I live in a very modest public housing 3-bedroom duplex. Thankfully, it is new so everything works fairly well. I've had trouble making it feel like home because my ex-husband took most of the furniture for public spaces -- the Italian leather sofa I bought, for instance. At first I thought, "Why do I need a sofa?" There is only one reason for a sofa -- cuddling. That's what I found out.
So, one of the very wise people that is in my world suggested that I think about how my choices in 1994 and 2001 were playing out now, and to realize that I am also making choices today that will play out when I am 56. That was very upsetting because in 1994 I had a clear choice to leave my marriage before we had children. I even turned to someone for help, and he did not help me but "turned me in" to my husband as now a "cheating" spouse. It was a defining moment in my life. If I had not caved and apologized for even trying to get away in that year, I would not have had my particular children, but also I might be further along in creating a substantial life. I made a decision to stay and try to work on the marriage for another 12 years. 12 years is a long stretch of life.
Then again in 2001, after I had both of my children and my husband had been laid off right after 911, I became afraid again and chose to drive across the country instead of flying. That took us on a 9-week road trip which sapped the few resources we had while my husband tried to figure out what he was going to do with his life. There is no doubt in my mind that had we flew to Denver for the visit with the children, that he would have found more work in Portland, and maybe would have stayed on anti-depressants and there may have been a chance for us to get help.
Now I'm looking at my life again and I'm envisioning where I might like to land in my mid-fifties. Yesterday I created a very clean vision based upon the idea that I would like to be a successful writer, have a beautiful home, have good relationships with my kids, have a respectful and loving relationship. That all sounds great doesn't it? But, it didn't feel right. It felt like a Desperate Housewives scenario. The plan would take me perhaps towards financial well-being, but it felt cold and lonely and frankly exhausting. In order to rebuild my life from this modest 3-bedroom public housing duplex, to a mini-mansion estate would require that I give up tango and co-masonry in order to write my little heart out. The balance of my children's childhood would be dealing with a mother who was working all the time as I am now to stay afloat. It left me wondering if I can afford to be in love with a man who travels for work, or if our desire to have a child could fit into the goal.

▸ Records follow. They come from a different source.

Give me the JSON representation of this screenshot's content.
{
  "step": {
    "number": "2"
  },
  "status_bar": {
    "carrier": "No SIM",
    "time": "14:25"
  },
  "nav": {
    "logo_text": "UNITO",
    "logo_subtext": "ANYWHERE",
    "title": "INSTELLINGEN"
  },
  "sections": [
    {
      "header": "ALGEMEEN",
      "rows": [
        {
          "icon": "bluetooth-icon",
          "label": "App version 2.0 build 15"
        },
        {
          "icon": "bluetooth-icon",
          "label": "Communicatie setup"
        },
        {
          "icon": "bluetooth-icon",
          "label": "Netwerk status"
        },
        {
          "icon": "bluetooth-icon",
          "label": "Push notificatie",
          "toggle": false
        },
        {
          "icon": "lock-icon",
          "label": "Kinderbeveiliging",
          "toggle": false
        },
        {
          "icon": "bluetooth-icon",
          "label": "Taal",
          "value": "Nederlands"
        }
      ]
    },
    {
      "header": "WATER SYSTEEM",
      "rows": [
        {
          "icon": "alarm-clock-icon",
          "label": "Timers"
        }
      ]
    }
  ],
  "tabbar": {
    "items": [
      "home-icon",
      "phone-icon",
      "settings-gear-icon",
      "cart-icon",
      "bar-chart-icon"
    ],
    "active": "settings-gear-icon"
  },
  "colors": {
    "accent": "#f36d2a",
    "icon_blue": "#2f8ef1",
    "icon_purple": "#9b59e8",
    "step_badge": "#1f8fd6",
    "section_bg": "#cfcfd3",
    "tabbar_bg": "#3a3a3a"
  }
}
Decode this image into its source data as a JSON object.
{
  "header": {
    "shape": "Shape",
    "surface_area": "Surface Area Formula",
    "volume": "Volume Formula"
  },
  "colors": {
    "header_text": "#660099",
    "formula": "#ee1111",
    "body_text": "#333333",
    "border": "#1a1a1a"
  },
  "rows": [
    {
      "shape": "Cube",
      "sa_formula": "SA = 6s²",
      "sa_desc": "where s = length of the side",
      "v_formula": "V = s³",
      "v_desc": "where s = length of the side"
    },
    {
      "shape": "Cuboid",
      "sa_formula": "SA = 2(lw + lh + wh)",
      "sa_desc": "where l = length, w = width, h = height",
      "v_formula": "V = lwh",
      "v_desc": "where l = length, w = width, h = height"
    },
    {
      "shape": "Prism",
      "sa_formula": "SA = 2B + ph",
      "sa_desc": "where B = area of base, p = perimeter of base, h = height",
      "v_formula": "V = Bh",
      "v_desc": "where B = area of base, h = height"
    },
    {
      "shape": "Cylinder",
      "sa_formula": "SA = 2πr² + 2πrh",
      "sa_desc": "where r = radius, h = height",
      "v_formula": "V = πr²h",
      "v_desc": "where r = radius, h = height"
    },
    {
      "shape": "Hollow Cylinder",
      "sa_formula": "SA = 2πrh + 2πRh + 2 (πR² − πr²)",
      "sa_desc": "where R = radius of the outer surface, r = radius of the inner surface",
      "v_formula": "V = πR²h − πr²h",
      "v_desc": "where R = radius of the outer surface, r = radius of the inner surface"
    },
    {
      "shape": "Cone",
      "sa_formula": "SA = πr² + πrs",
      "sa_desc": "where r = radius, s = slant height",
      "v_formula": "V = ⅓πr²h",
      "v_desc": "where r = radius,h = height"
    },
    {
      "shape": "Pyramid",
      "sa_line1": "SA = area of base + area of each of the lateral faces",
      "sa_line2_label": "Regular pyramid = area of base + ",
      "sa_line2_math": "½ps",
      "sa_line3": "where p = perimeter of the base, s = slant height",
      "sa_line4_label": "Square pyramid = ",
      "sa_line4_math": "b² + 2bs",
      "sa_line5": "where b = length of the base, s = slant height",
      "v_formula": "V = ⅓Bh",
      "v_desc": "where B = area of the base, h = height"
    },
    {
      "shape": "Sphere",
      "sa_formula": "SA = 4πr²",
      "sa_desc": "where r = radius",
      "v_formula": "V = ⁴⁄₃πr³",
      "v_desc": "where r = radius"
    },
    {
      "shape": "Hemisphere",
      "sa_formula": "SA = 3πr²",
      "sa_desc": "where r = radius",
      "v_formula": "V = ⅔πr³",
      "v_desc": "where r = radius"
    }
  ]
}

My mother, to put this in context, traveled all of her 40s and early 50s with a wealthy, but demanding man. When she was in her mid-fifties he literally "fired" her as his companion -- via fax. So, she was left without a stable income, without a home to call her own, and she's been paying for that ever since. I want to have stability and to have my career, whatever it may be, peaking in my mid-fifties. However, what does that really mean in light of the fact that my priorities are truly raising happy, interesting kids who feel free in my home to be themselves?
I realized late, late last night that the reason this plan of mine did not feel right is because I'm more of a Weasley-type of person. I want to have a magical household that is full of love and connection. I want to be free to make my weird choice to love first and worry about how it will all work out second. I want to be courageous in my choice to bring another child into the world because this soul speaks to me -- and whether I end up adopting or creating this baby with my love, I do not know. If though all of that comes to pass then necessarily things get to be more messy, less of a straight line to stability...at least material stability.
When I would find the time to write a novel, or four, in the next twelve years is beyond me. I like my job at the Boulder JCC. I love to serve the greater good. I love teaching others how to write. I am never happier than when I tango. My devotional work is more important than any of this, and yet all of this prevents me from making that pristine future, where I can pay all of my bills easily, happen.
I spend hours on the phone with my lover rather than writing. Am I doing this because I am afraid of success? I used to kick myself about these kinds of choices, but now I am beginning to see that I have to let go of the television ideal of what life should look like if you're being a reasonable person...and embrace more of the Weasley model for happiness.
I would much rather know I had people around me who could depend on each other in a scrap. I want to have an open-door policy for life. Whatever my kids or my lover needs, I want to give. If I end my life with a bunch of half-finished pieces of work, well maybe someone can cobble them together and see a full life, lived with love.